The answer to that question is right there in the tool's name: CWPPs were designed to protect cloud workloads from attacks. CWPPs check for vulnerabilities in static code, perform system hardening, and identify workload misconfiguration, all of which can help to reduce security risk. Use cases can include system file integrity monitoring, application whitelisting, host-based firewalling, patching and configuration management, anti-malware scanning, and endpoint threat detection and response.

How do CWPPs Work?

Typically, CWPPs are agent-based tools that typically use a combination of tactics to secure cloud workloads, including network segmentation, system integrity protection, host-based intrusion prevention and detection, and anti-malware capabilities. Although they provide security at a workload level, CWPPs do not offer coverage at the data or application layer. When defending containers, CWPP tools exclude runtime security, a crucial component of advanced threat detection and response.

How Does NDR Compare to CWPP?

Network detection and response (NDR) tools take a network-based approach to securing cloud workloads, including containers. Every workload uses the network to communicate, making network data the ultimate source of truth for cloud-focused security analysts, incident responders, and forensic investigators. Although network-based tools have been used for on-premises security for years, in the past it was often difficult to gather network data in cloud environments. With the introduction of network taps from major cloud service providers (CSPs) as well as third-party packet brokers, much of the friction and complexity previously associated with NDR in the cloud has been removed. And, unlike log- and agent-based data, network data can't be turned off or modified.

While NDR and CWPP share some capabilities, there are also major differences. CWPPs do a good job of securing compute instances and monitoring risk, and many support multiple IaaS providers and other cloud environments, but they are not built to monitor and analyze all network traffic flowing within your cloud environment. Additionally, NDR solutions offer decryption and runtime security, things most CWPP tools lack. Finally, NDR platforms can provide security at the data and application layers, a major differentiator between them and CWPP tools.

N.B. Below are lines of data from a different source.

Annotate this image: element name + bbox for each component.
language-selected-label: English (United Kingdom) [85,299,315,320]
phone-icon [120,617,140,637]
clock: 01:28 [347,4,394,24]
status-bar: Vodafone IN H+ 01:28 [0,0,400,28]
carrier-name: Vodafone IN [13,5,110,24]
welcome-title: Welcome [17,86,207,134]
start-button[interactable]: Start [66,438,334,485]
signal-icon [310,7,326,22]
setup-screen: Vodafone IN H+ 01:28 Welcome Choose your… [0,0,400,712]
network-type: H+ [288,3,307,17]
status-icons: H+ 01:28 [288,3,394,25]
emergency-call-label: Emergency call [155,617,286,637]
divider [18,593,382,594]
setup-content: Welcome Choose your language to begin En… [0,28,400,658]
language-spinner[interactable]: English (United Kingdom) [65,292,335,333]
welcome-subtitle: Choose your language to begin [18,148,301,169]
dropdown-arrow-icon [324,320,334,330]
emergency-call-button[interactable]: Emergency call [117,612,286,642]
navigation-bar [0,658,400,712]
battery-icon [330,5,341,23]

NDR and CWPP: Better Together

Although NDR and CWPP can be viewed as competing security categories, they can also play well together. NDR products excel at visibility and threat detection inside the perimeter, which allows security teams to investigate and respond to advanced threats that make it past CWPP tools. NDR tools can also detect and alert on lateral movement and supply chain attacks that evade CWPP tools. This defense-in-depth strategy only makes cloud environments more secure. And with best-in-class NDR solutions, it's possible to combine on-premises and multicloud security together in the same user interface, enhancing advanced threat defense in hybrid environments.